I didn’t read the Dewey chapter for my initial post, so I
referred to it for an additional perspective for my final post. Two things to
say about The Child and the Curriculum. First is that just yesterday I was
working with our education service center. The presenter talked about how this
particular curriculum included the Performance Indicator (test of sorts) in
each lesson so that teachers could keep “the end in mind” so that lesson
delivery can build toward that end. And so it has been from the beginning of
this curriculum endeavor. The Performance Indicators are always listed at the
beginning of the instructional focus documents and the exemplar lesson. I’m
going to have to ask one day if they are following Dewey’s model.
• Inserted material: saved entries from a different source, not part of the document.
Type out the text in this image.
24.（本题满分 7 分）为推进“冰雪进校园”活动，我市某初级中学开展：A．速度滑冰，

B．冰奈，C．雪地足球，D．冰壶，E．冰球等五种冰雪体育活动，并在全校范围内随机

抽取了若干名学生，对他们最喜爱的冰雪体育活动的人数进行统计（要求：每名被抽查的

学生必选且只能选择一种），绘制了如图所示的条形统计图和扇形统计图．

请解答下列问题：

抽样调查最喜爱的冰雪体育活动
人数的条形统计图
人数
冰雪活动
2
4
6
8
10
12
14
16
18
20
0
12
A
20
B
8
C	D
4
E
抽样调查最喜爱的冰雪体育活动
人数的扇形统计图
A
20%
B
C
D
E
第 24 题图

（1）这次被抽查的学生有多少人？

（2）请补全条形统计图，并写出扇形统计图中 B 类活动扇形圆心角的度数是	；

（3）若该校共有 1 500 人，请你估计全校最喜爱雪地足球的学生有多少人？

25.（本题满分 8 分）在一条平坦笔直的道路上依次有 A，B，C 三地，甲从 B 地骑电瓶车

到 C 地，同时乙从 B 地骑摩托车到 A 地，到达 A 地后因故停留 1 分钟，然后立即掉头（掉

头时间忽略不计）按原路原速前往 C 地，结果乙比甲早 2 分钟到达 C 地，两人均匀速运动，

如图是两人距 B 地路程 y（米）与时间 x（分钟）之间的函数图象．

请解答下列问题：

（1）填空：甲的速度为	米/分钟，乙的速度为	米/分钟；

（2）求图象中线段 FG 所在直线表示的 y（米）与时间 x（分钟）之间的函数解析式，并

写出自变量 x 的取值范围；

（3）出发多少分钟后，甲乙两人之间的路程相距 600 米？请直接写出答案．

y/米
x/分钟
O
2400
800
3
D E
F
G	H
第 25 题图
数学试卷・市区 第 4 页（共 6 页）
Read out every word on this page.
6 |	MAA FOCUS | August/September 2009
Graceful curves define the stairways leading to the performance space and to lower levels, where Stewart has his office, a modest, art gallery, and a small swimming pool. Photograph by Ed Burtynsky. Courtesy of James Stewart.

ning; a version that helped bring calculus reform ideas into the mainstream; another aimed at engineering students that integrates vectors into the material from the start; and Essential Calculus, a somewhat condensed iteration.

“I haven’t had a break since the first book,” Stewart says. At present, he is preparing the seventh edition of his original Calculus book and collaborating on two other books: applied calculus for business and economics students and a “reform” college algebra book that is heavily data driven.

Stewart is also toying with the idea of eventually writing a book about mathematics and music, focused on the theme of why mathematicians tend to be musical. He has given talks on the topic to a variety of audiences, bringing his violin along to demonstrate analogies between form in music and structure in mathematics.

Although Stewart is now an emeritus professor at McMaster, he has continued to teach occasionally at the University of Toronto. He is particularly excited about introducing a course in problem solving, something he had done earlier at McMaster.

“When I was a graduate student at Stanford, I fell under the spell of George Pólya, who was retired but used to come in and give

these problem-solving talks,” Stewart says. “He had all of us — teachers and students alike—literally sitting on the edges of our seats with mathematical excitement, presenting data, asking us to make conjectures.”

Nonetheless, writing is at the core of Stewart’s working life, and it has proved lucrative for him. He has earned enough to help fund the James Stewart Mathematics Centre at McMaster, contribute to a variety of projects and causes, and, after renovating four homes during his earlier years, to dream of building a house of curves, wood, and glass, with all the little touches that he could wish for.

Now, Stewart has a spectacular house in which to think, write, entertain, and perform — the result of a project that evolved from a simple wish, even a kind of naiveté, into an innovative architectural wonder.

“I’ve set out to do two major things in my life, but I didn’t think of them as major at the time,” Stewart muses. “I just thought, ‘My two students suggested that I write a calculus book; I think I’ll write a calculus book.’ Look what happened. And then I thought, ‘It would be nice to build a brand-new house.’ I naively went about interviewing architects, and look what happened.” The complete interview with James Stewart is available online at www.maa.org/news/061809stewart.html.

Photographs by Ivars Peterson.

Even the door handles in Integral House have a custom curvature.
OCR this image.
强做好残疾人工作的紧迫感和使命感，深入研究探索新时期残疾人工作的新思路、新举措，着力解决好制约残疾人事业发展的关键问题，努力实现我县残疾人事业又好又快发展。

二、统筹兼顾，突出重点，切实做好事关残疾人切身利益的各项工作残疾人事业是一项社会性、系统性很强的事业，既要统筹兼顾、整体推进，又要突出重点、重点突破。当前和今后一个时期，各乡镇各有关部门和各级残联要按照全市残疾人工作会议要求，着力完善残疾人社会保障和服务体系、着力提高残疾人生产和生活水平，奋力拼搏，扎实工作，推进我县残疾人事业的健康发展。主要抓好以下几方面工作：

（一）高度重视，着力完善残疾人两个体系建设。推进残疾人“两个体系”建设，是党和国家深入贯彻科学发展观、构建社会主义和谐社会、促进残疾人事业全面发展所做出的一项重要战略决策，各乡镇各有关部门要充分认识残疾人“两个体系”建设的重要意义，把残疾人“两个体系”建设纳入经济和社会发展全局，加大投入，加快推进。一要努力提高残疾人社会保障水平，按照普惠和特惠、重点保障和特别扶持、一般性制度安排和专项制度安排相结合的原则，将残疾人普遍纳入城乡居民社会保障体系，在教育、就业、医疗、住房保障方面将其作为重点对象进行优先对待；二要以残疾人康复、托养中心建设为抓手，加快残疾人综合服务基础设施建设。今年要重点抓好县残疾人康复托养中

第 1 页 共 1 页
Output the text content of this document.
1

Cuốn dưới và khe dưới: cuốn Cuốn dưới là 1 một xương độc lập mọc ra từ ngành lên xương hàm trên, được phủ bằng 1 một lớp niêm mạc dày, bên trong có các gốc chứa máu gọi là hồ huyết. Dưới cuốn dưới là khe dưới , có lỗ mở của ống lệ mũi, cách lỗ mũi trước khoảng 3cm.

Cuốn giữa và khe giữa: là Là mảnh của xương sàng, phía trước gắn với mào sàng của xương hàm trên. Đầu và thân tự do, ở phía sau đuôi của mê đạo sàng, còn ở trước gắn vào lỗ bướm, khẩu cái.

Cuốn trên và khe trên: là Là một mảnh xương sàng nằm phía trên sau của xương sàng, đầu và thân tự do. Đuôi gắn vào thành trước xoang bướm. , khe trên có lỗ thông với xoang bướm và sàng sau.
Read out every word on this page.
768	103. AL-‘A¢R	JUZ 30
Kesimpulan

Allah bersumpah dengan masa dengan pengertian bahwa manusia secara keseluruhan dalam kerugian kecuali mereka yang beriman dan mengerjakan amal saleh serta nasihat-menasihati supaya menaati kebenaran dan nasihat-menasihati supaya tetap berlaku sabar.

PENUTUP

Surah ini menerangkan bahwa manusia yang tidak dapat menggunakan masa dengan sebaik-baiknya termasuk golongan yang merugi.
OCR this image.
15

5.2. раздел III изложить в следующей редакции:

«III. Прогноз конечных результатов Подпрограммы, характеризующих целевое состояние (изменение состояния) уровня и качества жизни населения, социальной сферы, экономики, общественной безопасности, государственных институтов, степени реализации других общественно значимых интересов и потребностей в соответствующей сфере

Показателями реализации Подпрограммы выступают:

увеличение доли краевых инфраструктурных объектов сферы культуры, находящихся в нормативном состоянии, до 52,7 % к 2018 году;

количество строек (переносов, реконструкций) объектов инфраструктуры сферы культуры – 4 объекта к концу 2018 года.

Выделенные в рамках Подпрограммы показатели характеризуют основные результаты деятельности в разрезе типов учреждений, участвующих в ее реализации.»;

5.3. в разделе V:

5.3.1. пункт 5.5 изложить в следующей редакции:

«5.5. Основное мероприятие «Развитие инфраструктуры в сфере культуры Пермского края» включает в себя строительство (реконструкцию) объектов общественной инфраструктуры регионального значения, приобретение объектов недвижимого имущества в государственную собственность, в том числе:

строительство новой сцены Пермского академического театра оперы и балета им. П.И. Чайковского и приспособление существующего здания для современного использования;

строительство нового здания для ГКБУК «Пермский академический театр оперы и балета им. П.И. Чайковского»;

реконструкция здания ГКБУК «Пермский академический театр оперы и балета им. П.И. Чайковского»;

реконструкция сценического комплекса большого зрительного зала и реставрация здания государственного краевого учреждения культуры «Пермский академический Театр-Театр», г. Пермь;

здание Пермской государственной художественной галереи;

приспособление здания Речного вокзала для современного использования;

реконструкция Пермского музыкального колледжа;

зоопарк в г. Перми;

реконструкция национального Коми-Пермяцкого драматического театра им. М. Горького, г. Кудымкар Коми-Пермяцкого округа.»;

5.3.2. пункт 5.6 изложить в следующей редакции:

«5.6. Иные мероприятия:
The second is
that I like how Dewey emphasizes that a child has an interest in what is being
taught to him. “Appealing to the interest upon the present plane means
excitation…” (p. 112). I have served as a new-teacher mentor several times, and
one of the points I make to my new teachers is that student learning has to be
meaningful in order for them to engage. This is not an original idea of mine. I
heard it at one of a hundred professional development sessions, but it made so
much sense to me that I pass it along every chance I have. “They must operate,
and how they operate will depend almost entirely upon the stimuli which
surround them…” (p.114). I do believe it is up to teachers to take the
curriculum and find the stimuli that will both meet the curriculum requirements
and hold real meaning for the student.